No minuto seguinte, Tadeu lançou Júnior em profundidade pela esquerda e ele chegou chutando forte, com a bola passando rente à trave esquerda. Aos cinco minutos, no entanto, o gol saiu. Zico lançou Paulinho pela lateral direita da área fechando em diagonal nas costas de Marco Antônio. Ele passou por Marinho Peres e tocou por baixo de Félix para colocar 1 a 0 no placar. Delírio no Maracanã!
A pressão rubro-negra se manteve após o primeiro gol. Aos oito, Zico tocou para Luís Paulo, que pegou forte de primeira, mas o arremate saiu sem precisão e foi para fora. Três minutos depois, porém, o final foi outro. O camisa 10 rubro-negro, Zico, recebeu uma bola no meio de campo e lançou em profundidade na esquerda novamente para Luís Paulo, que ganhou de Marinho Peres na corrida e alcançou a bola antes da saída do gol de Félix, tocando por baixo do goleiro para marcar o segundo. Um lance que lembrou bastante ao primeiro gol marcado por Paulinho, só que pelo outro lado da área.
A Seleção Brasileira não se encontrava em campo, carecendo visivelmente de entrosamento. Com os dois gols de vantagem, no entanto, o time rubro-negro diminuiu o ritmo. Ainda assim, aos vinte e dois minutos Tadeu marcou de novo, mas o impedimento foi assinalado, e o tento não valeu. No minuto seguinte quase que o Brasil marcou seu gol. Edu cobrou escanteio, Pelé testou forte, e Cantareli deu um tapa para escanteio. Aos trinta e um, numa nova dobradinha entre Pelé e Edu, foi o ponta-esquerda quem concluiu a gol, para ótima defesa de Cantareli.
Nos minutos finais da primeira etapa ainda houve muita reclamação quando Merica foi derrubado dentro da área. O árbitro, no entanto, ignorou a chiadeira e mandou o jogo seguir, não assinalando pênalti. O Flamengo foi claramente superior na etapa inicial, e podia ter terminado com vantagem ainda maior.
No intervalo, a Seleção Brasileira fez oito substituições, e o Flamengo fez cinco. Pelé e o capitão Carlos Alberto, substituídos, subiram à tribuna de honra do estádio para saudar ao Presidente da República, e de lá assistiram ao segundo tempo.

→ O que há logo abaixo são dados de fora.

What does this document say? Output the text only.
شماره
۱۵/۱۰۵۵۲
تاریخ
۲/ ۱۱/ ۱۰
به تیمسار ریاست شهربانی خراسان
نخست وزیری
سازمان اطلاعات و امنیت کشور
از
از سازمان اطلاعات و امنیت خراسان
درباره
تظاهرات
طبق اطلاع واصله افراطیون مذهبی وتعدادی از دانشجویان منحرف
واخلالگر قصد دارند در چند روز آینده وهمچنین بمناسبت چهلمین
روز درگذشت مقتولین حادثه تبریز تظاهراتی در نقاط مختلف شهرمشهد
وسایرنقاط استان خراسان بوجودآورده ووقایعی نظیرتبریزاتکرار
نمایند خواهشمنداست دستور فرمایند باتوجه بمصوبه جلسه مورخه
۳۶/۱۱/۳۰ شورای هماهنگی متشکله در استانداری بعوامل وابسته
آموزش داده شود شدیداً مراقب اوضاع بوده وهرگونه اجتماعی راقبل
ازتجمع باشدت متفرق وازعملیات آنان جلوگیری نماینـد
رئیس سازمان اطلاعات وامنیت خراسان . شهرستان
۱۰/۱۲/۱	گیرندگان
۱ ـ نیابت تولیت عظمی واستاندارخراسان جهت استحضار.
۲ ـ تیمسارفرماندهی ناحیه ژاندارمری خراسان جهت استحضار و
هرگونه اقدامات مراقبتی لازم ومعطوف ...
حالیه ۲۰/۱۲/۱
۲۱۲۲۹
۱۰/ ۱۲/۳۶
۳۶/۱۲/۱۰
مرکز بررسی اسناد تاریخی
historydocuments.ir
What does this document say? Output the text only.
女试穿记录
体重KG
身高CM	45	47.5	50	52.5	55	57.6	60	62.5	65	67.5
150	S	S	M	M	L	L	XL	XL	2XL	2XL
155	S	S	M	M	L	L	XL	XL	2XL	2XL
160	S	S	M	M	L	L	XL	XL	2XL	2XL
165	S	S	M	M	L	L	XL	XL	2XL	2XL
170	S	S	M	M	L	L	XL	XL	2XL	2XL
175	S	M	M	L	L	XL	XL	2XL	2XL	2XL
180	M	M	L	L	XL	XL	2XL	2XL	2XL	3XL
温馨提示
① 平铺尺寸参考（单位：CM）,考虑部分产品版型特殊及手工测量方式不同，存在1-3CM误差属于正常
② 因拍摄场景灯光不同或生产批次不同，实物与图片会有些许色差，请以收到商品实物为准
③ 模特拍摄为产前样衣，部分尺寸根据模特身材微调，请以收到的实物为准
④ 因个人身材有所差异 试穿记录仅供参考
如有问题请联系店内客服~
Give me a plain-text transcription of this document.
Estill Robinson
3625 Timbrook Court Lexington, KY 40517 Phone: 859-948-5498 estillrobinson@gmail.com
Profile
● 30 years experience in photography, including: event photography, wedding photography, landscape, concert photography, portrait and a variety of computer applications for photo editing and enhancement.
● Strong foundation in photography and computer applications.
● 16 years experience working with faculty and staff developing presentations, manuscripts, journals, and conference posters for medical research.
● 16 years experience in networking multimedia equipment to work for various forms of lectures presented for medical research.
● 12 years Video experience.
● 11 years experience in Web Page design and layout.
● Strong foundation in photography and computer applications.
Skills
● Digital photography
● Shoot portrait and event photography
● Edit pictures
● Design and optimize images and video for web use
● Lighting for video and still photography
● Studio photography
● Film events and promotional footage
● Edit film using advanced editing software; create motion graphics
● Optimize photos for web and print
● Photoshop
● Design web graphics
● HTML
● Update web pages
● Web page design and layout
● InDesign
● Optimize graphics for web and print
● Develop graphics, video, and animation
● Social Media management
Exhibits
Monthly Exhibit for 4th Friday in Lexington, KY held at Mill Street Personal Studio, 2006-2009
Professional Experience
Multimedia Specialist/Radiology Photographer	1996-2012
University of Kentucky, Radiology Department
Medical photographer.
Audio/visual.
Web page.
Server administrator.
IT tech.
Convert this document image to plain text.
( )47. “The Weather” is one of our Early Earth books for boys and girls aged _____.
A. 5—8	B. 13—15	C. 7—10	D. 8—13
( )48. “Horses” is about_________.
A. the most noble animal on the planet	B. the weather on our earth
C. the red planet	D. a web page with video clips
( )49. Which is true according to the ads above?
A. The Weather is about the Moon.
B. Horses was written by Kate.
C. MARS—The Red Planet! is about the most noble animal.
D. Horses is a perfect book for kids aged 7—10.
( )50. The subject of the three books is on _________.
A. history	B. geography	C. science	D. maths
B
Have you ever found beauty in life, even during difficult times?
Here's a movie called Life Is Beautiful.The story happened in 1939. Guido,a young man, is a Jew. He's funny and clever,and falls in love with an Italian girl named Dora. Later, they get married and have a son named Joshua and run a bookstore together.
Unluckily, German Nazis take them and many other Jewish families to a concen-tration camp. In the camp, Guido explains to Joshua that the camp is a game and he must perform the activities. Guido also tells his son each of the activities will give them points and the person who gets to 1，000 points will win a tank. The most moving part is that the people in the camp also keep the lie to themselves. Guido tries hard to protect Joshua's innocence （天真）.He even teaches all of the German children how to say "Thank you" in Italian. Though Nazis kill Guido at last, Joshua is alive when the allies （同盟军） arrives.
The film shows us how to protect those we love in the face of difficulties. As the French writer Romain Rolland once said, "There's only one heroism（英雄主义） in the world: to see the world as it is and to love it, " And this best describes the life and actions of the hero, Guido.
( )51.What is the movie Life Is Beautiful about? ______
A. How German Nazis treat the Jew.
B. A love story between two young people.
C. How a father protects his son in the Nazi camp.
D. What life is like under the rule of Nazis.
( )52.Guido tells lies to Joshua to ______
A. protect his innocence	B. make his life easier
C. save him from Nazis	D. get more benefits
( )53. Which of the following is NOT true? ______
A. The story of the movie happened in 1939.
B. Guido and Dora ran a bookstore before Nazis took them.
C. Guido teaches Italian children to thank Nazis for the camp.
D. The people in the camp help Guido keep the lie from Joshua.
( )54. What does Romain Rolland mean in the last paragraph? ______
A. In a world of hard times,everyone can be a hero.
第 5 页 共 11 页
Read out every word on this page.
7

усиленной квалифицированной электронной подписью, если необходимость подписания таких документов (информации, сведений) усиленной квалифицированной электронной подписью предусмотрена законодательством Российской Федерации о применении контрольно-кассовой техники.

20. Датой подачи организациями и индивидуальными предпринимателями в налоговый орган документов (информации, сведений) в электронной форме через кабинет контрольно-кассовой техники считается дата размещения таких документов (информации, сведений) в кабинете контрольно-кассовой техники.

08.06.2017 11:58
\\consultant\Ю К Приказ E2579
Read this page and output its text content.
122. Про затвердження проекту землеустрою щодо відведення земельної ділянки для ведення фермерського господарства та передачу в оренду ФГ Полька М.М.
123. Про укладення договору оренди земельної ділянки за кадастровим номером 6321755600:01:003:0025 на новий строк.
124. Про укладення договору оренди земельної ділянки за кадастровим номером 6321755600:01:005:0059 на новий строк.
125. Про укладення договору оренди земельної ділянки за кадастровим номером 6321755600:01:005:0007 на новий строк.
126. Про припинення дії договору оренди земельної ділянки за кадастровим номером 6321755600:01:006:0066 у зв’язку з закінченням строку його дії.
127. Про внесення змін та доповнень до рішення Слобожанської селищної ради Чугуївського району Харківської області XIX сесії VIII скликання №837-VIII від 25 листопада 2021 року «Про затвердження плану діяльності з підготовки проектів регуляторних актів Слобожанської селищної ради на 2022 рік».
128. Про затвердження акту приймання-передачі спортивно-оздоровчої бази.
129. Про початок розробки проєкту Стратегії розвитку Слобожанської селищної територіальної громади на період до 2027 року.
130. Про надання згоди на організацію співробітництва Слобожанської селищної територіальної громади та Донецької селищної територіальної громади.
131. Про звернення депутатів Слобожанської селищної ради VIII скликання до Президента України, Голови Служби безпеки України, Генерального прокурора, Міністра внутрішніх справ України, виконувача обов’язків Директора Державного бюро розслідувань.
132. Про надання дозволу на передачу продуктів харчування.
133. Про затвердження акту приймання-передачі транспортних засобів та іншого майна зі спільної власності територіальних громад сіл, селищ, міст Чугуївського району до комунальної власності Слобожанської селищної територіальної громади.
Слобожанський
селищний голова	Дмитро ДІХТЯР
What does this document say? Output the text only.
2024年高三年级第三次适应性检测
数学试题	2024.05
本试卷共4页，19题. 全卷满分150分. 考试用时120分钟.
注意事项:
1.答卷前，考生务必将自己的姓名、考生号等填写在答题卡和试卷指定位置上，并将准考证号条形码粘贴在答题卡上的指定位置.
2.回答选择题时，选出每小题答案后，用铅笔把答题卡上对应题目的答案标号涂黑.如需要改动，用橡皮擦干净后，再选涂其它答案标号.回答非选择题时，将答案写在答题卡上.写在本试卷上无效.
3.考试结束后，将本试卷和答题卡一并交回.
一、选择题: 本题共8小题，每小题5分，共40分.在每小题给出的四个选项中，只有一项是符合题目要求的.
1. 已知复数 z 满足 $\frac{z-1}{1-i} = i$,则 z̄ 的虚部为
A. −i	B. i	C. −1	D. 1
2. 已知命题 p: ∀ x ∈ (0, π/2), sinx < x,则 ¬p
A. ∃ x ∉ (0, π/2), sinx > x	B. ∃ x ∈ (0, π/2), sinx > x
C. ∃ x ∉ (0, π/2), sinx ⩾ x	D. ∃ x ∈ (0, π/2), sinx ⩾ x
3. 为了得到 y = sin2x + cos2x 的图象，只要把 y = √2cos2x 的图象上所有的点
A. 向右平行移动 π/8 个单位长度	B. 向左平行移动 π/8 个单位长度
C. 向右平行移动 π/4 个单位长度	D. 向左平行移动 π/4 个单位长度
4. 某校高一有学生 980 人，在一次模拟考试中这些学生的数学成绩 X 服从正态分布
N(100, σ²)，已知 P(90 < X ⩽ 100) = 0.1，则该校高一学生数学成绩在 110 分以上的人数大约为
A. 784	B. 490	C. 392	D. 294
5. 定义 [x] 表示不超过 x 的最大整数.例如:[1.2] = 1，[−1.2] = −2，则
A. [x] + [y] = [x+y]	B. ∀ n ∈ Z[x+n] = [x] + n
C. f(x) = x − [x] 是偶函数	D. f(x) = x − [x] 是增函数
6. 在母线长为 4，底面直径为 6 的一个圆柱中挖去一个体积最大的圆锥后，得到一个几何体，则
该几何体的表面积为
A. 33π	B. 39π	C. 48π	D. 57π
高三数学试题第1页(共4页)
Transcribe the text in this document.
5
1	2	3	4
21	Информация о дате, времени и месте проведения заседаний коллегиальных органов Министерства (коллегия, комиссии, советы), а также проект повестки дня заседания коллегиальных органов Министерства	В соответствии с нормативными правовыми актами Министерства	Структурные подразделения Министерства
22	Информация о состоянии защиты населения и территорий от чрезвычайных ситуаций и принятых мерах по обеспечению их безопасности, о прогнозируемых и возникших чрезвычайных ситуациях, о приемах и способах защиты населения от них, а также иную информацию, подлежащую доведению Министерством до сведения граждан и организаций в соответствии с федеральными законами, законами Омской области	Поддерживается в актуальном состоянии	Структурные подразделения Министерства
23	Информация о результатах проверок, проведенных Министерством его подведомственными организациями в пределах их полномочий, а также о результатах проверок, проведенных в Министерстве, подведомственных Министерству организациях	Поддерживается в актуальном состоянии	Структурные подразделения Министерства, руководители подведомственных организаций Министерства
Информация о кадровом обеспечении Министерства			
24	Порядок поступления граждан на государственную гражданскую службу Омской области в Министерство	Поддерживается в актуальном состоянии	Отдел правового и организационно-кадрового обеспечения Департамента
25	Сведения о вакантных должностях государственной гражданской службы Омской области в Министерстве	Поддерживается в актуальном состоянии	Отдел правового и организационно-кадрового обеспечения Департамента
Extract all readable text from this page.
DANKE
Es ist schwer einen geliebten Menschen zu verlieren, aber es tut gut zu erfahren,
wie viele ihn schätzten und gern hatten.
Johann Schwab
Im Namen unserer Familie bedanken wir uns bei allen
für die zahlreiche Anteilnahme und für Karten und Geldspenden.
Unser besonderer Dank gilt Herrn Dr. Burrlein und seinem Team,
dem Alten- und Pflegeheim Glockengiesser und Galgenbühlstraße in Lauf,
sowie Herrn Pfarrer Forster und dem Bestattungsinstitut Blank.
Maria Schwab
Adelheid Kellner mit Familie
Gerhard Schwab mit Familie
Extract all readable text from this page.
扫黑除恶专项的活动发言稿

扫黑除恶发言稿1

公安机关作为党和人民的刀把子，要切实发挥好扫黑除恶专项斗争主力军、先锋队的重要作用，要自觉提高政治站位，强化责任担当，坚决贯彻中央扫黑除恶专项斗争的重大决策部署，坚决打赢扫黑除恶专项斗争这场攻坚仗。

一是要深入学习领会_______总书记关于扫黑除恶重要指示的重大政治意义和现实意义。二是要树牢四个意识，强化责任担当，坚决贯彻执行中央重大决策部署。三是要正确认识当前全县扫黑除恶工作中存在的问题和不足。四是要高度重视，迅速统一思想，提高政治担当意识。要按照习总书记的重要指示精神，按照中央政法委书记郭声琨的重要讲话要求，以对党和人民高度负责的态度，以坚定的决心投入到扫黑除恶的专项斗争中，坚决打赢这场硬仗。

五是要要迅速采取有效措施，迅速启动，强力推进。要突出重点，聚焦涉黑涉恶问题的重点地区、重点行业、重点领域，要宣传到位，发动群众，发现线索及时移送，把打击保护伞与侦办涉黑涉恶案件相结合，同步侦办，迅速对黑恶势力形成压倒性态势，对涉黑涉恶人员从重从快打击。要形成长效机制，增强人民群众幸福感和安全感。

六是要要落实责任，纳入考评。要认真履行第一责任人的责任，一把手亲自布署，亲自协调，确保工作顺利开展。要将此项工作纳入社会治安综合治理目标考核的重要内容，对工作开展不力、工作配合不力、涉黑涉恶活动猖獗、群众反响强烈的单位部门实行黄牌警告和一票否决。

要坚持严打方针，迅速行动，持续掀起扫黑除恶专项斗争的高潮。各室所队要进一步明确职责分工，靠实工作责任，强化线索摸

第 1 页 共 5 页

Com as formações bastante alteradas e ainda menos entrosadas, o ritmo da partida caiu bastante na etapa final. Mas as melhores chances foram da equipe canarinho. Logo aos quatro minutos, Dario, o Dadá Maravilha, roubou do zagueiro argentino Paolino e quase marcou, com Cantareli salvando mais uma vez. Aos vinte e um, Ademir da Guia cabeceou para fora uma chance claríssima para diminuir o placar.
Paulo César Caju comandava o meio de campo e as ligações ofensivas, e o Flamengo se limitava a estar fechado defensivamente, tendo tido pouquíssimas oportunidades de ataque nos quarenta e cinco minutos finais. Ao término do jogo, segurou a vitória construída nos onze minutos iniciais e venceu à Seleção Brasileira com méritos. Uma noite que deixou belas lembranças na memória rubro-negra, ainda que num jogo amistoso.